Depressingly the poor are often their own worst enemies - those further up the ‘foodchain' take advantage of the poor, the poor, who have limited capacity to wield any power over anyone, still take any opportunity to try and take advantage of their equally poor neighbours. Everyone looks for an opportunity to benefit from every event or situation. Rather than band together and challenge those above them, they bitterly battle each other, ensuring it is incredibly difficult for anyone to rise.
Four stars - would have been five, but the narrative non-fiction approach still has me doubting.
Nothing evokes guilt like reading about poverty on a brand-new shiny e-book gadget...
It's easy to forget this isn't a work of fiction and instead represents over 3 years the author spent in a Mumbai slum interviewing its residents. Unlike a typical journalistic novel, Boo disappears from the narrative and lets the people speak for themselves.
The slum dwellers live in the space nearby the Chhatrapati Shivaji International Airport, walled off from it's clean terminals and opulent hotels by a large billboard for floor tiles that over and over promise to stay Beautiful Forever. They scavenge and live off the detritus travellers leave behind. When a spiteful, one-legged prostitute sets herself on fire and falsely accuses her neighbours, it sets in motion a series of events. Beyond notions of guilt or innocence, everyone sees it as an opportunity to line their pockets from the police to the neighbours. Despite their bottom rung status there is still jockeying for position and notions of hierarchy.
I really did want to like this book ... And true to the rating, I found it OK. I didn't like it nor did I dislike it. I can appreciate the depth of her reporting and her skill in crafting a narrative that seemed more like a novel, replete with an interesting cast of characters, the treatment of whom Boo resists making heroes or villains out of. But in the end, it never grabbed me.
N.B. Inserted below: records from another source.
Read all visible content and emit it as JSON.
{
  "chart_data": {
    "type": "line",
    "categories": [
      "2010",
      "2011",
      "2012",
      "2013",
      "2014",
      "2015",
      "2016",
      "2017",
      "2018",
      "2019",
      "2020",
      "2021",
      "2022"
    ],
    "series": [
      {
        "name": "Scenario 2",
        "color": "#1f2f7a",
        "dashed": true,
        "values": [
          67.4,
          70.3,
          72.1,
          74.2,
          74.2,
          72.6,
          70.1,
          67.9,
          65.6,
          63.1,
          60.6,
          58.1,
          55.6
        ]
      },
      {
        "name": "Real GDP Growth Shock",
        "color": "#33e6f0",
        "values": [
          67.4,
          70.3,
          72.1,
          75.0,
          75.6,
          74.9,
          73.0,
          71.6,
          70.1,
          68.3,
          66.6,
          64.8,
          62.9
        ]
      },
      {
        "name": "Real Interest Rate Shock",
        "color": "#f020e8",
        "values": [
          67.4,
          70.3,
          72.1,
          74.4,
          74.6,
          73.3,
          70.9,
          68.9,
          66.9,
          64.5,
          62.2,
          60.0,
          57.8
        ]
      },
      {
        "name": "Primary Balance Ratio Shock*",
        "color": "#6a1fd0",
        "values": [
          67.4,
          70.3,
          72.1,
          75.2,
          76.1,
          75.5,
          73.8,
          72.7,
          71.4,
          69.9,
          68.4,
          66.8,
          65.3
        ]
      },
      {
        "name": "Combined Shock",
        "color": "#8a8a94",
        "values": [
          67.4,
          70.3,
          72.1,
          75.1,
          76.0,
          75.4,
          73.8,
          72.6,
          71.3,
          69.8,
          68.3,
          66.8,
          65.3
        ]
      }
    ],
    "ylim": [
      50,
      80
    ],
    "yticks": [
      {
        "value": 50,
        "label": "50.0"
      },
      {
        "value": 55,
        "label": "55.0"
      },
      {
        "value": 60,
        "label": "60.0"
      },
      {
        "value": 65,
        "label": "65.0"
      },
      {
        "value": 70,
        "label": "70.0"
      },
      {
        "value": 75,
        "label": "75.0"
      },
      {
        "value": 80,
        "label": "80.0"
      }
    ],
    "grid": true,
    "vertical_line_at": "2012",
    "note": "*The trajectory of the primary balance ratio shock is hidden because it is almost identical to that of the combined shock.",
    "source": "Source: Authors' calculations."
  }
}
I kept having to remind myself that this was NOT fiction. The writing was wonderful and the story compelling. I was inspired, angered, amazed and disgusted all at the same time. I wanted more.
I listened to this, and perhaps that was the wrong way to read this book. It had a lot of good information about slum life and culture, but I just didn't get into the story - I found all the different characters and subplots confusing.
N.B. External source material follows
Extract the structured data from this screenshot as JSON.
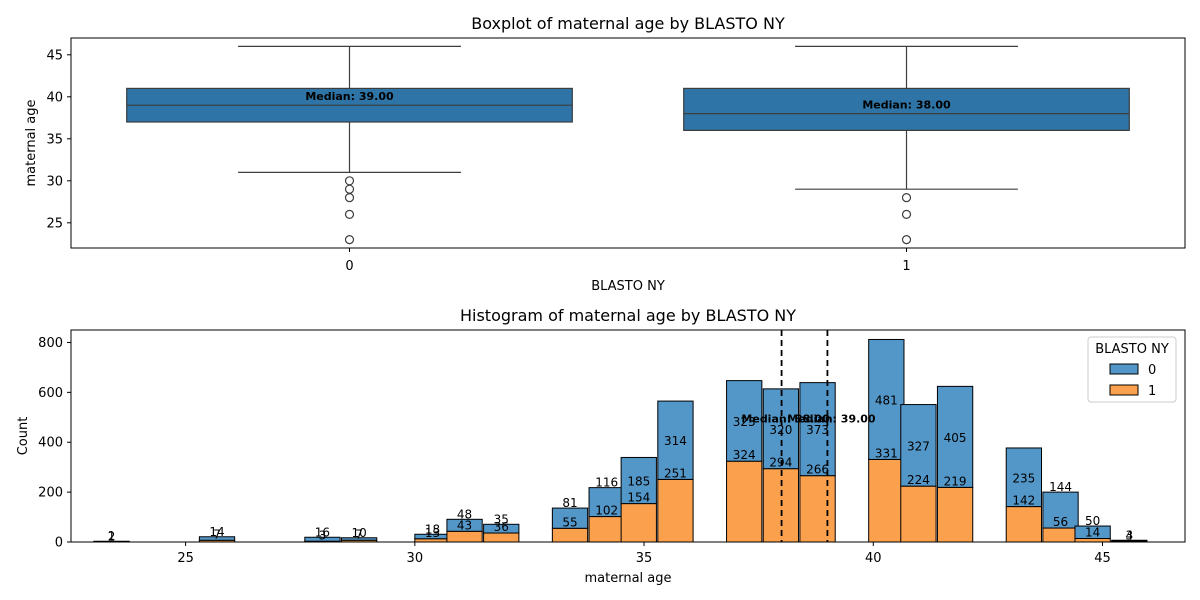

Devastating and brilliant. At times, it felt like Yet Another Slum Story, and I was flashbacking to the 1980s films of Shyam Benegal (“Chakra” and “Mandi” sprang immediately to mind). But that never diminishes its impact, which - if your morality is still intact - is huge. If your morality is NOT intact, then this is one of those books that will shame you back into trying to Do Good. I work in a Good profession (I like to think so), but this book made me consider quitting everything and going to run an NGO in Annawadi itself. Of course, if I learned anything, it was also that corruption is endemic. Yet even with the pervasive cynicism, I finished this book feeling enriched and - well, not hopeful, but not completely hopeless either. Written with empathy and a great eye for detail, even with a bit of humor. Yes, it also reads like a novel.
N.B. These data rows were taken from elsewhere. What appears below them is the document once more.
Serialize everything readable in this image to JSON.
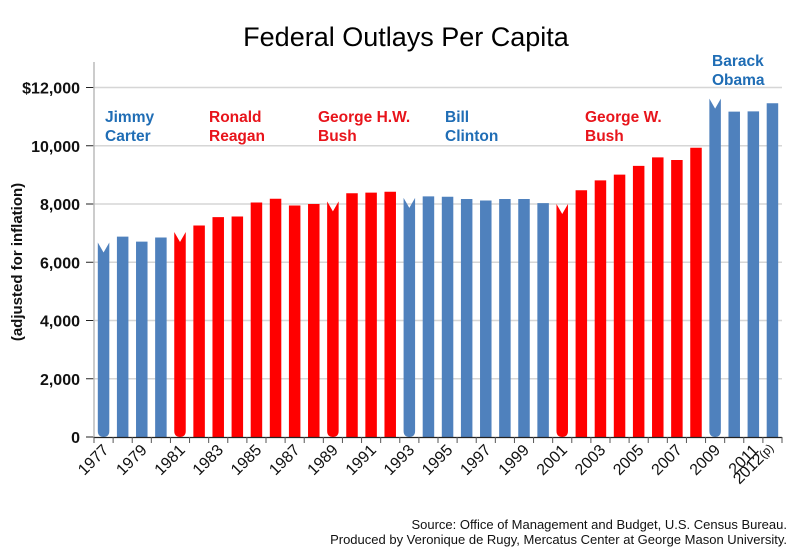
{
  "chart_data": {
    "type": "bar",
    "title": "Federal Outlays Per Capita",
    "xlabel": "",
    "ylabel": "(adjusted for inflation)",
    "ylim": [
      0,
      12000
    ],
    "yticks": [
      0,
      2000,
      4000,
      6000,
      8000,
      10000,
      12000
    ],
    "ytick_labels": [
      "0",
      "2,000",
      "4,000",
      "6,000",
      "8,000",
      "10,000",
      "$12,000"
    ],
    "grid": true,
    "categories": [
      "1977",
      "1978",
      "1979",
      "1980",
      "1981",
      "1982",
      "1983",
      "1984",
      "1985",
      "1986",
      "1987",
      "1988",
      "1989",
      "1990",
      "1991",
      "1992",
      "1993",
      "1994",
      "1995",
      "1996",
      "1997",
      "1998",
      "1999",
      "2000",
      "2001",
      "2002",
      "2003",
      "2004",
      "2005",
      "2006",
      "2007",
      "2008",
      "2009",
      "2010",
      "2011",
      "2012"
    ],
    "xtick_labels": [
      "1977",
      "1979",
      "1981",
      "1983",
      "1985",
      "1987",
      "1989",
      "1991",
      "1993",
      "1995",
      "1997",
      "1999",
      "2001",
      "2003",
      "2005",
      "2007",
      "2009",
      "2011",
      "2012(p)"
    ],
    "values": [
      6680,
      6880,
      6710,
      6850,
      7040,
      7260,
      7550,
      7570,
      8050,
      8180,
      7950,
      8000,
      8090,
      8370,
      8390,
      8420,
      8210,
      8260,
      8250,
      8170,
      8120,
      8170,
      8170,
      8030,
      8000,
      8470,
      8810,
      9010,
      9310,
      9600,
      9510,
      9930,
      11620,
      11170,
      11180,
      11460
    ],
    "party": [
      "D",
      "D",
      "D",
      "D",
      "R",
      "R",
      "R",
      "R",
      "R",
      "R",
      "R",
      "R",
      "R",
      "R",
      "R",
      "R",
      "D",
      "D",
      "D",
      "D",
      "D",
      "D",
      "D",
      "D",
      "R",
      "R",
      "R",
      "R",
      "R",
      "R",
      "R",
      "R",
      "D",
      "D",
      "D",
      "D"
    ],
    "transition_years": [
      "1977",
      "1981",
      "1989",
      "1993",
      "2001",
      "2009"
    ],
    "colors": {
      "D": "#4F81BD",
      "R": "#FF0000",
      "D_label": "#1F6DB5",
      "R_label": "#E8141B"
    },
    "presidents": [
      {
        "name_lines": [
          "Jimmy",
          "Carter"
        ],
        "party": "D",
        "start": "1977"
      },
      {
        "name_lines": [
          "Ronald",
          "Reagan"
        ],
        "party": "R",
        "start": "1981"
      },
      {
        "name_lines": [
          "George H.W.",
          "Bush"
        ],
        "party": "R",
        "start": "1989"
      },
      {
        "name_lines": [
          "Bill",
          "Clinton"
        ],
        "party": "D",
        "start": "1993"
      },
      {
        "name_lines": [
          "George W.",
          "Bush"
        ],
        "party": "R",
        "start": "2001"
      },
      {
        "name_lines": [
          "Barack",
          "Obama"
        ],
        "party": "D",
        "start": "2009"
      }
    ]
  },
  "source": {
    "line1": "Source: Office of Management and Budget, U.S. Census Bureau.",
    "line2": "Produced by Veronique de Rugy, Mercatus Center at George Mason University."
  }
}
This is the India you don't hear about any more, the India that the technological revolution has left behind, the India that we once heard about every day on American media, the India of the untouchables, the India of the trash sorters, the India of the maimed, the India of those who live in shelters thrown together with reclaimed bricks and aluminum and foil and who spend their days trying to get together enough coins to purchase a meager meal cooked over an open fire.
Boo lived for three years with people living precarious existences in squalid poverty just next to the luxurious hotels by the Mumbai airport. The book is written with the beauty of a novel, but also with the terrible truth that everything in the story is nonfiction.